Monday 19 June 2023

Roughtor, Showery Tor and Brown Willy

 It was one of those walks when, if you weren't going up, you were coming down. A walk taking in the highest points in Cornwall. OK, not quite the Alps but still a good stretch of the legs. I've been waiting a long time for this one and it certainly didn't disappoint. There was a general feeling of accomplishment in the group when we'd finished this one. Nice to know that we could still do it.

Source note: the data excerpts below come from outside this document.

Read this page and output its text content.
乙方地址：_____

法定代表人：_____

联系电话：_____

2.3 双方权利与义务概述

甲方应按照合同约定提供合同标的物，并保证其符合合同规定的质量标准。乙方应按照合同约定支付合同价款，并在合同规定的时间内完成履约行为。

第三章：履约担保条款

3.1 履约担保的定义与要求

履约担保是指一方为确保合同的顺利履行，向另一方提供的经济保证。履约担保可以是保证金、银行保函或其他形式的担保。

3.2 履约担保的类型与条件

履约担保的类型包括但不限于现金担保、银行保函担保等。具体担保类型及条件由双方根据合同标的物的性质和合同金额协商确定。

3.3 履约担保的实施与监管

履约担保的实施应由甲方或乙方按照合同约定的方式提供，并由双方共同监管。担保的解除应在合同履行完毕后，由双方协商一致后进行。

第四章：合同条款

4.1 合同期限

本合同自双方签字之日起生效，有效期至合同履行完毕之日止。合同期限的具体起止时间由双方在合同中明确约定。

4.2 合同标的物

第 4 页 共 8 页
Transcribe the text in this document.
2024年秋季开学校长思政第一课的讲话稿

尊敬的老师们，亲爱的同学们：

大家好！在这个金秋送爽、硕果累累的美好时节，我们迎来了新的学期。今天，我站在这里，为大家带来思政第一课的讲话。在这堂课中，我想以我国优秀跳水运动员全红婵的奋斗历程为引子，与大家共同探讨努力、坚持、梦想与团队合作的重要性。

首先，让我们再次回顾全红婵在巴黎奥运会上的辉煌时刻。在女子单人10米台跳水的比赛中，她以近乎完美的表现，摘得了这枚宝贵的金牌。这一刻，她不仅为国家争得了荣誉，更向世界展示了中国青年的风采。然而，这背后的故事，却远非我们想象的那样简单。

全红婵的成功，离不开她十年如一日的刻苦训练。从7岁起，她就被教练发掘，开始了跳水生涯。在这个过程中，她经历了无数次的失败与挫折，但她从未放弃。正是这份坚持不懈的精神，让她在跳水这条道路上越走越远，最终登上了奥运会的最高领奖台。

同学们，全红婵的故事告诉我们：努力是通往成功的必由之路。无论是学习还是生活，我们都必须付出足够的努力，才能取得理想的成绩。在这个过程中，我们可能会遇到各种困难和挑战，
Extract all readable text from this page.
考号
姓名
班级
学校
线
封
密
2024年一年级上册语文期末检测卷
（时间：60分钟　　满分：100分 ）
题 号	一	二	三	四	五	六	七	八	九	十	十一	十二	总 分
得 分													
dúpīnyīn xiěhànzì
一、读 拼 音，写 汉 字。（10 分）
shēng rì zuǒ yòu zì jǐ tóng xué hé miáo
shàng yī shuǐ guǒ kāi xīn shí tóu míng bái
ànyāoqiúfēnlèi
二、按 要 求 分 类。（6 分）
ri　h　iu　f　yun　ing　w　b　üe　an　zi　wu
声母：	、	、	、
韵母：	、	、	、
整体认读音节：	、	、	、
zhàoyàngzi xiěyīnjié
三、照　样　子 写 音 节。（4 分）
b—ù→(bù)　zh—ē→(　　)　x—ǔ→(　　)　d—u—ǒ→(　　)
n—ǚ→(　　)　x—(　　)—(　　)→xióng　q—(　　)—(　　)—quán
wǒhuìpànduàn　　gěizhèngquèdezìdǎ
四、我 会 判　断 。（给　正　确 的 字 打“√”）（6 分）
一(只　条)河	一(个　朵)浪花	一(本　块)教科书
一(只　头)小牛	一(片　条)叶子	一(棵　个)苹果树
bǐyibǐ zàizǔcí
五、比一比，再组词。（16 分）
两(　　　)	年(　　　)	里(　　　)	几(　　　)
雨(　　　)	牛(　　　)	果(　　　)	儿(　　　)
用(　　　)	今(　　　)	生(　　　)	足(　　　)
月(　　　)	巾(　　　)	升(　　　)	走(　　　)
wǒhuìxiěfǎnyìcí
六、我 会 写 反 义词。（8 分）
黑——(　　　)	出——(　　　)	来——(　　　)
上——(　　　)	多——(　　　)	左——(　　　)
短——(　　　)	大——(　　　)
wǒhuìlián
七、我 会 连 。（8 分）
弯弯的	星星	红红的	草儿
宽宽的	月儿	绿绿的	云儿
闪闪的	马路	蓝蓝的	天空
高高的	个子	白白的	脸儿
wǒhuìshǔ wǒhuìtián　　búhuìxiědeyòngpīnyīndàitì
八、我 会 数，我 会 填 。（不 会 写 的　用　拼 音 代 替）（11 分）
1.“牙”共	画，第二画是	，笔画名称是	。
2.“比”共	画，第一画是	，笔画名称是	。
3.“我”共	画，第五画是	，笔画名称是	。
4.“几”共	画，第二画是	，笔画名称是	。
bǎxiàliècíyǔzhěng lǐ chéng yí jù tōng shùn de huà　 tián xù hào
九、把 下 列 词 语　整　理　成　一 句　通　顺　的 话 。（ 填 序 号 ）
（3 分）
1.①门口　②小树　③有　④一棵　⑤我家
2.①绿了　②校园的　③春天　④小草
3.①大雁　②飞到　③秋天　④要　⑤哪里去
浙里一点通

A walk that looked more strenuous than it actually was. Just over 5.5 miles and quite straightforward - up to Roughtor, across to Showery Tor, down and then up to Brown Willy and finally down and around Roughtor back to car park. And all in glorious weather that was not too hot and not too cold: in fact, it was just right.
Roughtor from the car park, at 1313 ft, the second highest point in Cornwall. Another place for which the pronunciation separates the locals from the tourists. It is not pronounced 'rough tor' but 'row-tor'. The local dialect word 'row' means 'rough'. A fairly boring piece of linguistic information for you there. 
 Roughtor looking, mmm, pretty rough. The summit is, apart from an ideal spot for a tea break, encircled by a series of Neolithic stone walls. Also there's reputed to be the foundations of a mediaeval chapel up there somewhere but I've never been able to find it.
Showery Tor is a similar geological structure to the Cheesewring at Minions. It is encircled by a massive ring cairn of piled stones and is thought to have been a prehistoric religious site. It must have been of some significance for people to have carried all those stones to the spot.
Brown Willy, at 1378 feet, is only a little higher than Roughtor. Brown Willy is actually a distortion of the Cornish 'Bronn Wennili', meaning 'hill of swallows'. We didn't see any. In fact, apart from a few desultory Wheatears, we didn't see many birds at all.
Looking eastwards from halfway up Brown Willy and the white towers of the Davidstow cheese factory can be seen. It's biggest selling product is the Cathedral City brand. No, I can't spot a cathedral or a city either. But the extra mature variant is a rather tasty cheddar.
It's somehow in the order of things that the summit of Brown Willy is marked by a trig point. For those of us who like the details, it has a Flush Bracket with the number S1772 and it's the 456th most visited in the UK. It dates from 1st June 1949 and is an Order 1 point. Do I hear someone yawning at the back?
Lunch with a view! Looking across to Roughtor from the top of Brown Willy. Roughtor looks lower relatively than it is. Although not visible, we are looking over various settlements and field boundaries. There are thousands of years of history in this landscape, excluding the subjects in the foreground, of course.
Roughtor from another angle.
Just one hut circle amongst many. So many that 'hut circle blindness' set in after a while. Oooh look, a hut circle - again. Sometimes, by way of a change, the hut circles were within larger settlement circles. Seriously, this area abounds with the evidence of previous settlers, the span of which ranges from some 3000BC almost up to the present day. And I find that pretty amazing.
Roughtor showing a chunk out of the middle. Surely that's a man-made artifact?
Heath Spotted Orchid with unidentified yellow moth.
The Charlotte Dymond Monument commemorates a young woman, who was murdered on Rough Tor in 1844. Charlotte was born in 1826. At the time of her death she was a servant at Penhale Farm on Bodmin Moor. She was in a relationship with a farmhand called Matthew Weeks. On the 14th April, 1844, the couple were walking on the moor and began arguing. Matthew is said to have lost his temper and cut her throat. Charlotte's body was found one week later in the stream near the ford.
Matthew was finally found in Plymouth and tried at Bodmin, where he was found guilty and was convicted to death by hanging. 20,000 people attended his hanging. He was buried at Bodmin Gaol.
Charlotte was laid to rest at Davidstow Church and a monument was erected to her memory, by public subscription, near the place where her body was found at Rough Tor. In recent times it has been suggested that there may have been a miscarriage of justice and that Matthew may not have been her murderer. Charlotte's ghost is said to walk the moor still dressed in her Sunday best clothes that she wore on her last day.
The memorial is just a few yards from the car park and is easily reached, if you don't mind ducking under some dodgy wire fence and leaping over a raging stream. Well, not really raging when we were there, more susurrating.